В укромном месте между корнями деревьев кто-то устроил святилище: четыре изображения Девы Марии и одно — Будды, несколько разноцветных осколков стекла, пыльные матерчатые цветы, ракушки, пять красных свечей.
— Сюда иногда ходят монахини, — сказал Энди. — Одна из них — медиум. Беседует с деревьями.
— И что ей говорят деревья?
— Всякую чушь. Сюда вообще приходит много народу, проводят свои ритуалы. Сколько раз я их разгонял! Черная магия, исцеления. А старшеклассники здесь занимаются сексом. Место тут такое, — (Точно старшеклассникам было не все равно, где заниматься сексом.) — После одиннадцатого сентября я немного забеспокоился: вдруг они нацелятся на нас, увидев на картах Холи-Сити, «Священный город»? Но теперь я считаю, что теракты устроили не те, на кого все думают. Теперь я считаю иначе.
— Вы совсем как моя мамочка, — сказал Мартин.
Со всех сторон вздымались спокойные зеленые холмы. Вдали виднелась радиовышка — но никаких домов или дорог. С другой стороны каменной стены послышался шум приближающегося, а потом, без задержки, удаляющегося автомобиля. Они оказались в полной глухомани. Кто бы мог подумать, что в Калифорнии еще остались такие уголки?
Рима попыталась представить, как выглядел раньше актовый зал. Как ее отец, еще совсем молодой, и Аддисон паркуют свои машины и входят внутрь, чтобы впервые встретиться.
Энди сказал, что единственное, кроме фабрики, строение, оставшееся от Холи-Сити, — это особняк Райкера на другой стороне дороги. Констанс переселилась туда под конец жизни, хотя и признавалась, что не чувствует себя вправе делать это. Будто отхватила больше положенного только за то, что пережила всех остальных. Теперь дом лишь изредка занимали сквоттеры, он приходил в упадок.
— Я бы показал вам его, — вздохнул Энди, — но это частная собственность. Туда нельзя входить. Но все равно смотреть там нечего. Все вещи Констанс вывезены уже давно.
Они уже брели обратно по тропинке, прокладывая путь сквозь грязь.

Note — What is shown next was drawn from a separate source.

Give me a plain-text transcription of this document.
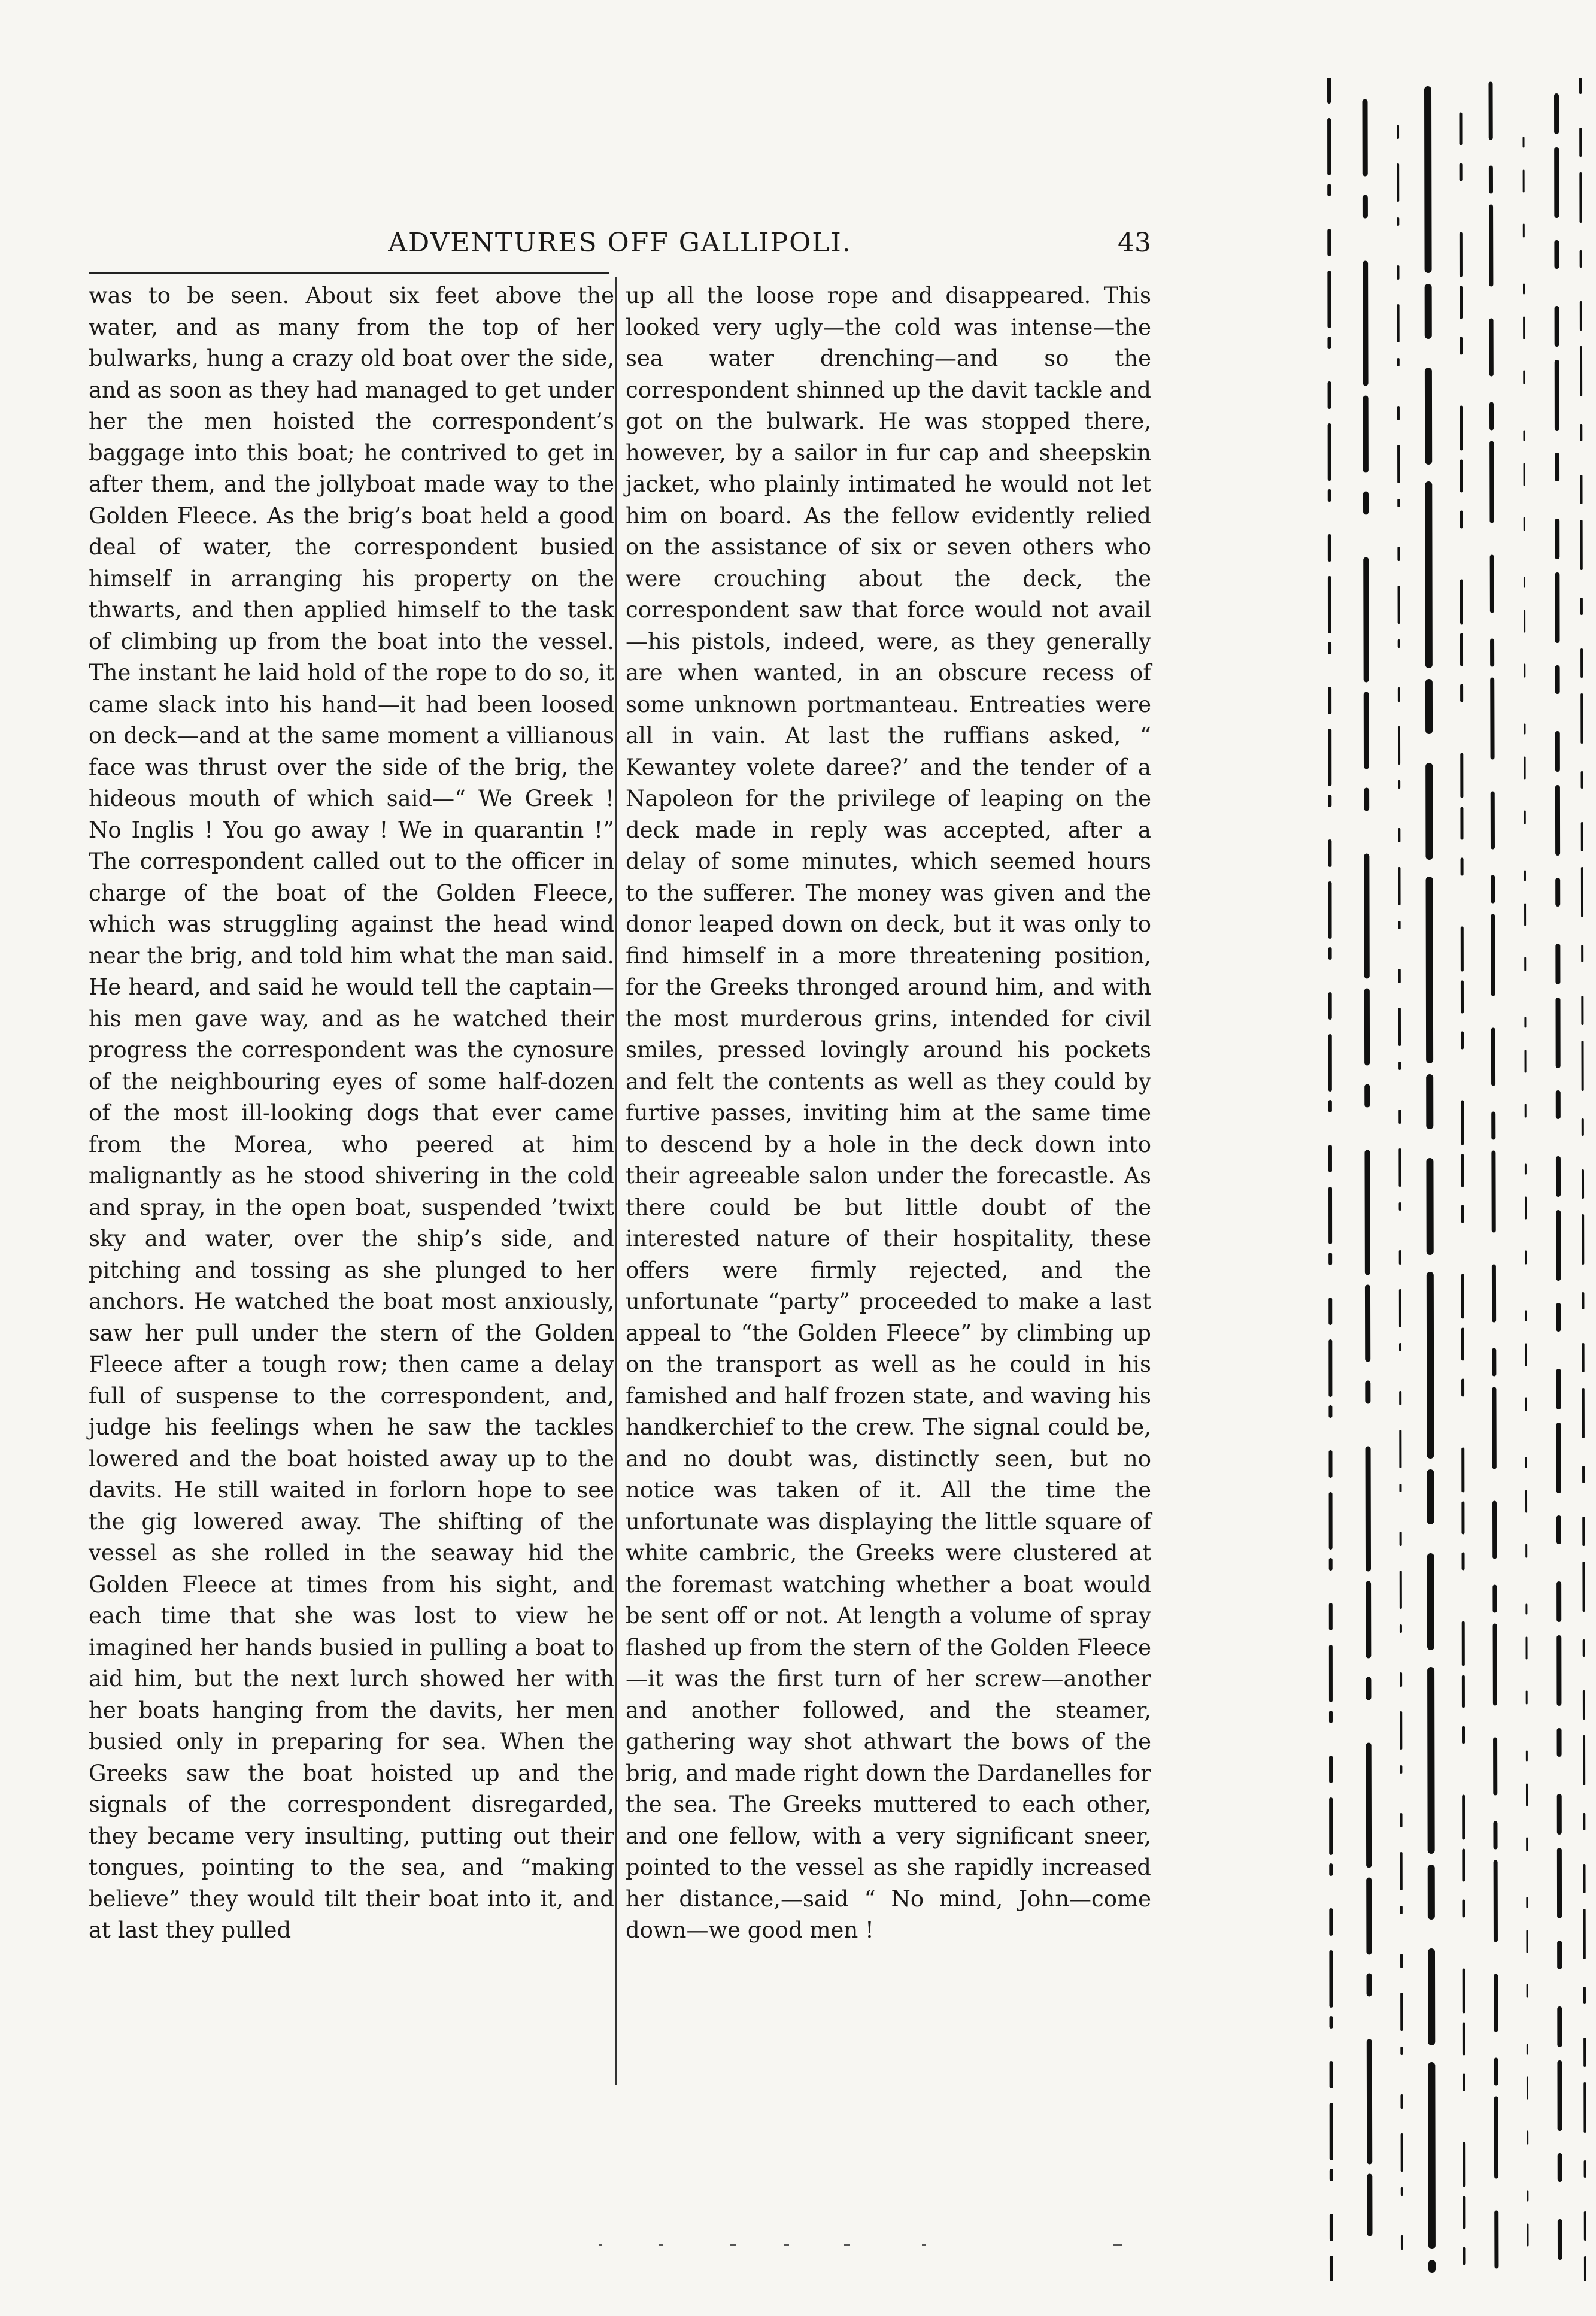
ADVENTURES OFF GALLIPOLI.	43

was to be seen. About six feet above the water, and as many from the top of her bulwarks, hung a crazy old boat over the side, and as soon as they had managed to get under her the men hoisted the correspondent’s baggage into this boat; he contrived to get in after them, and the jollyboat made way to the Golden Fleece. As the brig’s boat held a good deal of water, the correspondent busied himself in arranging his property on the thwarts, and then applied himself to the task of climbing up from the boat into the vessel. The instant he laid hold of the rope to do so, it came slack into his hand—it had been loosed on deck—and at the same moment a villianous face was thrust over the side of the brig, the hideous mouth of which said—“ We Greek ! No Inglis ! You go away ! We in quarantin !” The correspondent called out to the officer in charge of the boat of the Golden Fleece, which was struggling against the head wind near the brig, and told him what the man said. He heard, and said he would tell the captain—his men gave way, and as he watched their progress the correspondent was the cynosure of the neighbouring eyes of some half-dozen of the most ill-looking dogs that ever came from the Morea, who peered at him malignantly as he stood shivering in the cold and spray, in the open boat, suspended ’twixt sky and water, over the ship’s side, and pitching and tossing as she plunged to her anchors. He watched the boat most anxiously, saw her pull under the stern of the Golden Fleece after a tough row; then came a delay full of suspense to the correspondent, and, judge his feelings when he saw the tackles lowered and the boat hoisted away up to the davits. He still waited in forlorn hope to see the gig lowered away. The shifting of the vessel as she rolled in the seaway hid the Golden Fleece at times from his sight, and each time that she was lost to view he imagined her hands busied in pulling a boat to aid him, but the next lurch showed her with her boats hanging from the davits, her men busied only in preparing for sea. When the Greeks saw the boat hoisted up and the signals of the correspondent disregarded, they became very insulting, putting out their tongues, pointing to the sea, and “making believe” they would tilt their boat into it, and at last they pulled

up all the loose rope and disappeared. This looked very ugly—the cold was intense—the sea water drenching—and so the correspondent shinned up the davit tackle and got on the bulwark. He was stopped there, however, by a sailor in fur cap and sheepskin jacket, who plainly intimated he would not let him on board. As the fellow evidently relied on the assistance of six or seven others who were crouching about the deck, the correspondent saw that force would not avail—his pistols, indeed, were, as they generally are when wanted, in an obscure recess of some unknown portmanteau. Entreaties were all in vain. At last the ruffians asked, “ Kewantey volete daree?’ and the tender of a Napoleon for the privilege of leaping on the deck made in reply was accepted, after a delay of some minutes, which seemed hours to the sufferer. The money was given and the donor leaped down on deck, but it was only to find himself in a more threatening position, for the Greeks thronged around him, and with the most murderous grins, intended for civil smiles, pressed lovingly around his pockets and felt the contents as well as they could by furtive passes, inviting him at the same time to descend by a hole in the deck down into their agreeable salon under the forecastle. As there could be but little doubt of the interested nature of their hospitality, these offers were firmly rejected, and the unfortunate “party” proceeded to make a last appeal to “the Golden Fleece” by climbing up on the transport as well as he could in his famished and half frozen state, and waving his handkerchief to the crew. The signal could be, and no doubt was, distinctly seen, but no notice was taken of it. All the time the unfortunate was displaying the little square of white cambric, the Greeks were clustered at the foremast watching whether a boat would be sent off or not. At length a volume of spray flashed up from the stern of the Golden Fleece—it was the first turn of her screw—another and another followed, and the steamer, gathering way shot athwart the bows of the brig, and made right down the Dardanelles for the sea. The Greeks muttered to each other, and one fellow, with a very significant sneer, pointed to the vessel as she rapidly increased her distance,—said “ No mind, John—come down—we good men !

— Констанс писала моему отцу о человеке, который умер здесь, в Холи-Сити, — сказала Рима. — Это сочли самоубийством, но она была сильно обеспокоена. Может быть, вы что-то слышали? Его звали Боган.
— Да чего только здесь не было! Поджоги, кражи, убийства. Во время Второй мировой вышел спор насчет пожарных лестниц — где и как их ставить. И один человек до смерти забил своего соседа железным прутом. По-моему, полиция сюда не совалась. Констанс говорила, что Райкер не пропускал ни одной попавшей в трудное положение девицы. А отказ от секса — это было для других, не для него. Наверное, она видела в нем сексуального хищника, хоть и не утверждала этого прямо. Его коньком были одинокие девушки.

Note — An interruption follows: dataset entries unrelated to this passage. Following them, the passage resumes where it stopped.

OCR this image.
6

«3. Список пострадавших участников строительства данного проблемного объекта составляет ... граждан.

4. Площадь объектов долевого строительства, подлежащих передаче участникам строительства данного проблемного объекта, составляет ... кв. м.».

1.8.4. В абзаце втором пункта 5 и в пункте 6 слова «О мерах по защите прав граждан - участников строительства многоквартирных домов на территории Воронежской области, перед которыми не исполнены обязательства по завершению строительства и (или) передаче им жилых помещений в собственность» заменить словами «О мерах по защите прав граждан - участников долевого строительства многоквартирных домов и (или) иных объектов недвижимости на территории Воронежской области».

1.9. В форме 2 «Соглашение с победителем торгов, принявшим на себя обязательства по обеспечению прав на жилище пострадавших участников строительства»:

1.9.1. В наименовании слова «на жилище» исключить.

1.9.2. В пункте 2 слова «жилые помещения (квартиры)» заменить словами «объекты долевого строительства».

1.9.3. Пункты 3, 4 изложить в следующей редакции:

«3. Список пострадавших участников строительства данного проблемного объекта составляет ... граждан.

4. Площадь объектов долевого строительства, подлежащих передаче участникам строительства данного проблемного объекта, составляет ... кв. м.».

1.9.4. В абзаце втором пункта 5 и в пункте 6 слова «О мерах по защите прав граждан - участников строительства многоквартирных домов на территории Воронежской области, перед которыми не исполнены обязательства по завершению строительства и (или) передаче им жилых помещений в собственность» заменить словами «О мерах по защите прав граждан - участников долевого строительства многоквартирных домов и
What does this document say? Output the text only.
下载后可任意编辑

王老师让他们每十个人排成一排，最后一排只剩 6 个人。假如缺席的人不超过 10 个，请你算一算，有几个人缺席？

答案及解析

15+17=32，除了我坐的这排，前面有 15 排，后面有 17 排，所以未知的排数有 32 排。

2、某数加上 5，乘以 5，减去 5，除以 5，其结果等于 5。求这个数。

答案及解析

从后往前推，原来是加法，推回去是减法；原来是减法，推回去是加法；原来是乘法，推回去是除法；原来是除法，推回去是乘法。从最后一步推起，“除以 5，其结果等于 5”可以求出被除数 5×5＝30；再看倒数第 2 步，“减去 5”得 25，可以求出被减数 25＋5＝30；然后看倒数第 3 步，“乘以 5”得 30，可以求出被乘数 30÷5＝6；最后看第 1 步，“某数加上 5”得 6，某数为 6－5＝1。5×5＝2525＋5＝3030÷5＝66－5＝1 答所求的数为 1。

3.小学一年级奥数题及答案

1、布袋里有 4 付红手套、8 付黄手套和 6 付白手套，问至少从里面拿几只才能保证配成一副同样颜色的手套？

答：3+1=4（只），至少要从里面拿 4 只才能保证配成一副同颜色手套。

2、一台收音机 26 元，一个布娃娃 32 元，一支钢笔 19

Рима была одинокой девушкой. Но она тут же выбросила эту мысль из головы.
— В молодости Райкер был очень даже ничего, — сообщил Энди; Мартин фыркнул. — Да, на фотографиях этого не видно. Но во времена Великой депрессии он устраивал митинги с раздачей бесплатной еды. Констанс пришла на такой митинг именно из-за еды.
Рима поднялась по ступенькам вместе с Энди и Мартином. У входа она было заколебалась: ее кеды были все в грязи. Но Энди тоже испачкался и тем не менее стал взбираться по лестнице.

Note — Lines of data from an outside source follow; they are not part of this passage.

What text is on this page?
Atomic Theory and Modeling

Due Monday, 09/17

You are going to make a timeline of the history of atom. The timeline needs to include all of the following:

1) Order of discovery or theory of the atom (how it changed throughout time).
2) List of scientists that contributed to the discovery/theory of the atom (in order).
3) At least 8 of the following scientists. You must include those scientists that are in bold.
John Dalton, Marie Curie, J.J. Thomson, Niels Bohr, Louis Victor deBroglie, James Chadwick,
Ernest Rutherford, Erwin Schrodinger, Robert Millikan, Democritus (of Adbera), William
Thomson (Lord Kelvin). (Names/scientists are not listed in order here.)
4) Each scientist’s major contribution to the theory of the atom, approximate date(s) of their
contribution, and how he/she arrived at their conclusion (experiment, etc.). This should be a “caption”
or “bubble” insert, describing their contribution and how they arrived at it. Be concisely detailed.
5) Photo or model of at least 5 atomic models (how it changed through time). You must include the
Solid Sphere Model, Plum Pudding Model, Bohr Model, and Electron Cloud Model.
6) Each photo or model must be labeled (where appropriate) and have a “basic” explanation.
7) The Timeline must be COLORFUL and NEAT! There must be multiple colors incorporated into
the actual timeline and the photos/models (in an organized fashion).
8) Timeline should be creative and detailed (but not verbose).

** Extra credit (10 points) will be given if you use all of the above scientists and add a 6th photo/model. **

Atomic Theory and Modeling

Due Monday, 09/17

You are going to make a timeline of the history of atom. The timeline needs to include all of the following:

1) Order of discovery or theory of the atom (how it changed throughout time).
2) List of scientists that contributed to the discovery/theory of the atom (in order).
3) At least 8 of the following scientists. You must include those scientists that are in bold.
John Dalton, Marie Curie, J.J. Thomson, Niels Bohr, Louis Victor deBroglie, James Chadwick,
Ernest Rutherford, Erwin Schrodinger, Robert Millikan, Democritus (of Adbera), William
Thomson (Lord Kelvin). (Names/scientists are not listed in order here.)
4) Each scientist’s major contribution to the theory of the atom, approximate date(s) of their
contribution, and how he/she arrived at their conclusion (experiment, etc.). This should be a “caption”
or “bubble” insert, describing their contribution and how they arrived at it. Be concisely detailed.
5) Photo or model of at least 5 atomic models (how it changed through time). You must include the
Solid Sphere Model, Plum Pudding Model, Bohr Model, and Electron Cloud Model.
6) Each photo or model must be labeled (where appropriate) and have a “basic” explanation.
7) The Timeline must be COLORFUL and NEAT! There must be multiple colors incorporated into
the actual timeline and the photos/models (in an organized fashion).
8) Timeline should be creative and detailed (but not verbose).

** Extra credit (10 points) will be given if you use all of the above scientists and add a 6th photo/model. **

— А можно посмотреть письма, которые хранились у Констанс? — спросила Рима.
Собственно, за этим она и приехала. Все остальное, все нагромождения лжи, которые выдала она и заставила выдать Мартина, служили этой цели.
— Тут такая история… — Энди остановился и, прищурившись, взглянул на Риму сверху вниз; под лучами солнца хвост русалки мерцал зеленым светом, на стенах были видны радужные отблески. — Я отдал их женщине, которая сказала, что она дружила с Констанс. Два дня назад. Целую коробку. Пришлось помочь ей погрузить все это в машину.
— А эта женщина назвала себя?
— Сказала, что он, — Энди кивнул в сторону Мартина, — послал ее. Постарше вас. С такими безумными глазами. Вроде как они с Констанс были старыми знакомыми.
Рима держала дверь открытой. В зал влетела муха и стала, жужжа, упорно биться о запыленное стекло.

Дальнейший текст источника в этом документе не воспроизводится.